We disagree – and again, we need time with the app to see if they’ve had a rethink on this, and would like to confirm that such transitions (where possible) can be an option/preference in the automation settings. As we always say, keymixing is a “tool, not a rule”.

What else could they add?

There’s so much here, that it remains to be seen what “sticks” with the DJ community – we suspect though that the YouTube video mixing idea – where the only thing created is metadata and the mix can be replayed without affecting anyone’s copyright (and with the artists getting paid, of course!) is going to fly – but also that many time-starved pros will love some of the advanced features too.

That said there are things we’d like to see added, so here they are:

First, if they can widen the beatgridding to intuitively deal with all music, not just electronic music (think older pop, funk, disco, indie dance – anything that you can dance to!), that’d appeal to many more DJs.

Our Mixing For Mobile & Wedding DJs course has been a huge hit because it teaches these kind of pro DJ techniques, but with “harder to mix” music that isn’t necessarily electronic – we’d like to see this app move in that direction, too.

After all, the best DJs today can properly mix with any type of music. (It’s why our Mixing For Mobile & Wedding DJs course has been such a hit). This is definitely something we’d like to see them spend some time on.

Also – it’s the elephant in the room, but it’s a big one – stems! When you’re looking at a DAW for DJs, that is an entry point nowadays. I suspect the developer is going to have to find a way to add stems as an option here, so DJs can play with acapellas, instrumentals and so on while building mixes. Let’s see what happens there…

Finally, one thing we weren’t shown, but that I am sure is on their roadmap (or already there) is Midi mapping, because there’s no reason why this couldn’t be even easier to use with hardware control, rather than mouse and keyboard (that said there’s already decent keyboard shortcuts).

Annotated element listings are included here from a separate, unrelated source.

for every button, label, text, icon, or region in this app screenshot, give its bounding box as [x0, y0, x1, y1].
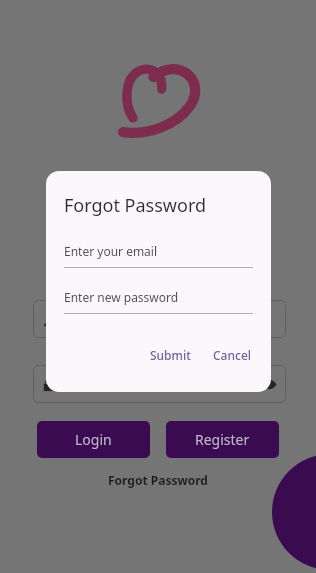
staticText: Enter your email — [64, 243, 158, 259]
staticText: Forgot Password — [108, 472, 208, 488]
button[interactable]: Forgot Password — [102, 470, 214, 490]
staticText: Enter new password — [64, 289, 179, 305]
button[interactable]: Login — [37, 421, 150, 458]
staticText: Submit — [150, 347, 191, 363]
button[interactable]: Password — [33, 365, 286, 403]
staticText: Register — [195, 430, 250, 449]
button[interactable]: Email — [33, 300, 286, 338]
button[interactable]: Submit — [145, 343, 196, 367]
staticText: Login — [75, 430, 112, 449]
staticText: Forgot Password — [64, 193, 207, 218]
button[interactable]: Register — [166, 421, 279, 458]
button[interactable]: Cancel — [208, 343, 257, 367]
staticText: Cancel — [213, 347, 252, 363]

The video editing hardware we use – maybe something like this for editing DJ.Studio mixes would be cool?

When we edit video here at Digital DJ Tips, we use an app called DaVinci Resolve, with a “Speed Editor”, which is a piece of hardware with one jogwheel and a load of buttons. It seriously speeds up our workflow. Wouldn’t a “Mix editor” hardware device for DJ.Studio be cool? We’d love to see that!


As I said earlier, this is already a wildly ambitious project. It offers zero threat to working DJs (you’d never perform live with it), but it does make DJing more fun, opens up completely new possibilities for new sets of people, and will save time and add to the creativity of busy pros. Plus, it’s cool.

Mixmeister – which was the original inspiration for the DJ.Studio project – suddenly looks very old in comparison.

Give it a go – the developer has put it into public beta precisely so they can get feedback and bring the product to maturity – so this is your chance to play, for free, and let them know what you like, don’t like, and would want to see added. It’s a really exciting start, and definitely puts the final nail in the coffin of Mixmeister!